Figure 8. PGC1α induces podocyte proliferation in vivo.

(A) Proliferating cell nuclear antigen (PNCA), Wilms tumor 1 (WT1), and TUNEL staining in control and Nefta-PGC1α mouse glomeruli. Scale bars: 10 μm. (B) Representative immunofluorescence staining of proliferating cell marker PCNA, podocyte marker WT1, and parietal epithelial cell marker claudin 1 in Nefta-PGC1α mice. Nefta, nephrin-rtTA; PGC1α, peroxisome proliferator-activated receptor γ coactivator-1α.

Figure 9. Nefta-PGC1α mice develop collapsing glomerulosclerosis.

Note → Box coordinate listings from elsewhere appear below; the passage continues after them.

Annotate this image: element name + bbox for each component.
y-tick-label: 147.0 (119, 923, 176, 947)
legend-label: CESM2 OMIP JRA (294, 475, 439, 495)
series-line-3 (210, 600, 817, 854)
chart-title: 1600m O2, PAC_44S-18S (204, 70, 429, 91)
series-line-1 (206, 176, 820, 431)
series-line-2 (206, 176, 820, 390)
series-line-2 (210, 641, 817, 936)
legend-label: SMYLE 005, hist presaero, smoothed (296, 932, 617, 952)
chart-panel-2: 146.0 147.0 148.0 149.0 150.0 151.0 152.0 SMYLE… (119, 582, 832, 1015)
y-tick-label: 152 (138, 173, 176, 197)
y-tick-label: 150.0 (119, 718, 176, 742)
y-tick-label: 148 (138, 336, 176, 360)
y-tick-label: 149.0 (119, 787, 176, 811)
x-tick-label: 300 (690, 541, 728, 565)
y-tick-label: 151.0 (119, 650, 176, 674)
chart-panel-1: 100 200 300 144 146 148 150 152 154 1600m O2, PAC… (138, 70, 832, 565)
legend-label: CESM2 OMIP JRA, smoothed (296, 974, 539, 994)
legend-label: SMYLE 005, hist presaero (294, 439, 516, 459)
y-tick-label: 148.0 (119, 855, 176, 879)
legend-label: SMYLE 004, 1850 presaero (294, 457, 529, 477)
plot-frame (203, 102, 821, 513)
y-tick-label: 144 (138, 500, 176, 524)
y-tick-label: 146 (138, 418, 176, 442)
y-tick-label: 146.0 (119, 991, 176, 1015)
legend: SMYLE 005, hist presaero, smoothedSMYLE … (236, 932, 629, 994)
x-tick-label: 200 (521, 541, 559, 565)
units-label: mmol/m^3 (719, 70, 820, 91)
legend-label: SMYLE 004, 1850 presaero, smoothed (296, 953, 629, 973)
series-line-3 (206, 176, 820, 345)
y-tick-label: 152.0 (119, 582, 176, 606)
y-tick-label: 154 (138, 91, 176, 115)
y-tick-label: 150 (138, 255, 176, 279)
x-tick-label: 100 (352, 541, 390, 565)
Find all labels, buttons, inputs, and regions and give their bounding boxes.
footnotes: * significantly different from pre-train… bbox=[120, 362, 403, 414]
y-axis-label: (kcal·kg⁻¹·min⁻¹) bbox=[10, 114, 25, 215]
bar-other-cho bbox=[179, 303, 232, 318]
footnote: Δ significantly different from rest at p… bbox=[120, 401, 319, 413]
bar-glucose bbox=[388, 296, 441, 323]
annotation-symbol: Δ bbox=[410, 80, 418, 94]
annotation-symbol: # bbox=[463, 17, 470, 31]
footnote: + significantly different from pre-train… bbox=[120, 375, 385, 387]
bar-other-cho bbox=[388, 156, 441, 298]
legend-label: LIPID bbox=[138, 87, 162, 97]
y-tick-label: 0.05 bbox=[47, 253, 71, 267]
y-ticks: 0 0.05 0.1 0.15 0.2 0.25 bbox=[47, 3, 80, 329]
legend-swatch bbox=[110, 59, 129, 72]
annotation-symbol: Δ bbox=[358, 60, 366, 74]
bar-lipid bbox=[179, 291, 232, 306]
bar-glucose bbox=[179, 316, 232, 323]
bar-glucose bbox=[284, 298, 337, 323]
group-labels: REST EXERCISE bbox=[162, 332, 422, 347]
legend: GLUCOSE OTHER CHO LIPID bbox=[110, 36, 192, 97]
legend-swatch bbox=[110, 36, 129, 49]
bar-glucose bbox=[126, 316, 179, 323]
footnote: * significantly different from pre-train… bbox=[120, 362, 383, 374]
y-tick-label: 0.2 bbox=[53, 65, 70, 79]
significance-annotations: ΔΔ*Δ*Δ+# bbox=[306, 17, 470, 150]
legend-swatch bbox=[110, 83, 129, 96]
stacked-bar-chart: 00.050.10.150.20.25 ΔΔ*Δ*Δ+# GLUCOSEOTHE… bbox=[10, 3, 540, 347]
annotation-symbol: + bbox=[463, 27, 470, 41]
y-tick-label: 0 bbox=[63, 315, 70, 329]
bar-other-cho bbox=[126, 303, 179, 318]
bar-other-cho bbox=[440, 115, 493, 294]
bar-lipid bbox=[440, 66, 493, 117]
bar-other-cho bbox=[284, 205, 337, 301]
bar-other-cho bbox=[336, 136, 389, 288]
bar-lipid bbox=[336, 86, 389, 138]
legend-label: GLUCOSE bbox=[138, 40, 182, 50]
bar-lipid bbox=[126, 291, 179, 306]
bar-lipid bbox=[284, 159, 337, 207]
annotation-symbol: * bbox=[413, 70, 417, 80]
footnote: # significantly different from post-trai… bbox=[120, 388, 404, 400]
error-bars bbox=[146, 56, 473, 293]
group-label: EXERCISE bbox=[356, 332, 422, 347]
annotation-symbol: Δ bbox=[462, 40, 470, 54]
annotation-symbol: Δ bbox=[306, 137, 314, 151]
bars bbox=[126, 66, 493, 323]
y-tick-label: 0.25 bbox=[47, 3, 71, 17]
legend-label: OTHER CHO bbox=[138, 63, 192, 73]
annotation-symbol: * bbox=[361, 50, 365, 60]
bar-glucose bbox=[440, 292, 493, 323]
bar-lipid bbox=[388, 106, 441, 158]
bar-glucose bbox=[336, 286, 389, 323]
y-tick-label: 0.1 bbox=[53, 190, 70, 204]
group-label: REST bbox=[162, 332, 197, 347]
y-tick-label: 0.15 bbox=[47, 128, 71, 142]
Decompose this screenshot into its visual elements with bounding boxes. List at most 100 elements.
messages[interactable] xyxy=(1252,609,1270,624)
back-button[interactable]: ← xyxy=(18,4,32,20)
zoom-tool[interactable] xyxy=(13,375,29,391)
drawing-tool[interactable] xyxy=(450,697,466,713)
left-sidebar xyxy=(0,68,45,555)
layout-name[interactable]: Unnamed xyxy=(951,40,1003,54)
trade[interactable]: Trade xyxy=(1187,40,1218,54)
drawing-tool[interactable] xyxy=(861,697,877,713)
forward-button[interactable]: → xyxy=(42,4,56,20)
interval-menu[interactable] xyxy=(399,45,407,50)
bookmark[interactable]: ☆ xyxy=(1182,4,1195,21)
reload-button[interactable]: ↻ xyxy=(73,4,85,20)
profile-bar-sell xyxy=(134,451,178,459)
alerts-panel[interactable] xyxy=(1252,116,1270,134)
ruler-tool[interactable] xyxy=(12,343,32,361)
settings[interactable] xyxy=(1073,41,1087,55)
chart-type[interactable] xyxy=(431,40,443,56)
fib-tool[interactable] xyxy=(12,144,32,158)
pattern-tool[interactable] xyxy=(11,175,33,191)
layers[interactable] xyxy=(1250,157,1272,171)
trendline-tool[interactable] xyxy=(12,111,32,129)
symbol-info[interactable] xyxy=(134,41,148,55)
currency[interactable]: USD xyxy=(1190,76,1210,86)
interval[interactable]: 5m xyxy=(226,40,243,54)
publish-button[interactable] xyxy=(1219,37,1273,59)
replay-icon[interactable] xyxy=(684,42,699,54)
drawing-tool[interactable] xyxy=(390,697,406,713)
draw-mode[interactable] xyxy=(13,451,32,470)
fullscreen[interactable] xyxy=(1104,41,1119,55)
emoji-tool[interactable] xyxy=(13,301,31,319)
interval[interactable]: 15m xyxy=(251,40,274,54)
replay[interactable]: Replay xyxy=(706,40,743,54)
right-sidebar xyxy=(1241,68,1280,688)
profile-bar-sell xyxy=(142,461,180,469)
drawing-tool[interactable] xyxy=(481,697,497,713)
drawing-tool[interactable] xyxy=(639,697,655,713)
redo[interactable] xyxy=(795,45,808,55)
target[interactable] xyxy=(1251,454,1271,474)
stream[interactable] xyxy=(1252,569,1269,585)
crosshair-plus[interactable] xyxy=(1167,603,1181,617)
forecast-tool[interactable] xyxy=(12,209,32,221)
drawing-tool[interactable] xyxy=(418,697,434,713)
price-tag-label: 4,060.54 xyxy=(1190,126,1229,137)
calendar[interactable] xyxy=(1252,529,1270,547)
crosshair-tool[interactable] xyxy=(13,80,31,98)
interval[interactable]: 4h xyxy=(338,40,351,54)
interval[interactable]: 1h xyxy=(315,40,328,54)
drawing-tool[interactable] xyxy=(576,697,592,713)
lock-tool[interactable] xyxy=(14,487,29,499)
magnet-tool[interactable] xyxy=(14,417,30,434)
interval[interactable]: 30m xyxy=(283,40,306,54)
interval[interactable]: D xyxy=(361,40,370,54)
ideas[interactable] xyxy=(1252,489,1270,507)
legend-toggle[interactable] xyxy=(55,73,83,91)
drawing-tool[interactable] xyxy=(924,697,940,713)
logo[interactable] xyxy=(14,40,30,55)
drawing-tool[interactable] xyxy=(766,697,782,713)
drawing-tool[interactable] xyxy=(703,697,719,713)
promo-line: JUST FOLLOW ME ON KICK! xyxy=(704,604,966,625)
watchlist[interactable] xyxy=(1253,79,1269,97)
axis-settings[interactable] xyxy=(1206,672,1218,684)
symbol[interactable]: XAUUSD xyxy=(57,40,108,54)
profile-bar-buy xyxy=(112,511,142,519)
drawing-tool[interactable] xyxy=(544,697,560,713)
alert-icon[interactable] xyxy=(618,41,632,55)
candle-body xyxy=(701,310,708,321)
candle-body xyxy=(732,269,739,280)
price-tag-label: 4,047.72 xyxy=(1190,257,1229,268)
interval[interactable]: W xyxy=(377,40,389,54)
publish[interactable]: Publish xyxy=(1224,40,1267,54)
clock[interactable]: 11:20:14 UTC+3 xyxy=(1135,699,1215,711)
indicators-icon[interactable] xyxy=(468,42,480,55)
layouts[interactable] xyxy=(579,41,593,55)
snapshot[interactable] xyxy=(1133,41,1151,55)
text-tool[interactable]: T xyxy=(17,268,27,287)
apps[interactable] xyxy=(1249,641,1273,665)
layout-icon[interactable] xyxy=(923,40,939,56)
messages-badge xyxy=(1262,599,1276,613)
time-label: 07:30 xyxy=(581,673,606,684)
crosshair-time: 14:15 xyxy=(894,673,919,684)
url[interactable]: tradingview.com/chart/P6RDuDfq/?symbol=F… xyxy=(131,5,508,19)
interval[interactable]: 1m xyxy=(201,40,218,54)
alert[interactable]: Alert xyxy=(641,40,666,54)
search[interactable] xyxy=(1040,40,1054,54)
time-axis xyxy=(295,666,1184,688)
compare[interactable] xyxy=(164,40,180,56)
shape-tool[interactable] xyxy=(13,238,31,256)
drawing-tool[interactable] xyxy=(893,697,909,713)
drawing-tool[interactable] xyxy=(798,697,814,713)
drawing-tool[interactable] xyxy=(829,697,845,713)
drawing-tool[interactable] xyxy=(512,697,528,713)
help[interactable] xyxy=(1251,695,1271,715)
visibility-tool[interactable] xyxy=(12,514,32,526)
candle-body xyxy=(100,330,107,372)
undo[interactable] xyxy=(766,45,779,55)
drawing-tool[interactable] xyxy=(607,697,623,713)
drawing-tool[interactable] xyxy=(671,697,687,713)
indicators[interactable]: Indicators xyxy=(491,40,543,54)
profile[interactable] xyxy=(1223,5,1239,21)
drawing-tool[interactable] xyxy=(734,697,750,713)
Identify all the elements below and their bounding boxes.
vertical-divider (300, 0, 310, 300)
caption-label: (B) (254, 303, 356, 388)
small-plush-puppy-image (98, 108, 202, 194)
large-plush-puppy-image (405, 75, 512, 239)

(A) Periodic acid–Schiff (PAS) and Masson staining of kidney sections after starting doxycycline-containing food. (B) Quantification of proteinaceous cast (–4) in control and Nefta-PGC1α mice. (C) Quantification of glomerular sclerosis. (D) Quantification of tubular injury. (E) Representative silver staining of Nefta-PGC1α glomeruli. (F) qPCR analysis of podocyte differentiation markers and cyclin E, 1 week after doxycycline containing food (n = 8–9 per group). Synaptopodin (Synpo), nephrin (Nphs1), podocin (Nphs2), cyclin E (Ccne) were evaluated. Box-and-whisker plots depict the median (line within box), upper and lower quartiles (bounds of box), and minimum and maximum values (whiskers). (G) Transcript levels of genes associated with fibrosis at different time points. Collagen type I α 1 chain (Col1a1), collagen type 3 α 1 chain (Col3a1), and fibronectin (Fn) were evaluated. *P ≤ 0.05, **P ≤ 0.01,***P ≤ 0.001, ****P ≤ 0.0001 by unpaired t test with Bonferroni correction or 1-way ANOVA with post-hoc analysis. ns, not significant; Nefta, nephrin-rtTA; PGC1α, peroxisome proliferator-activated receptor γ coactivator-1α.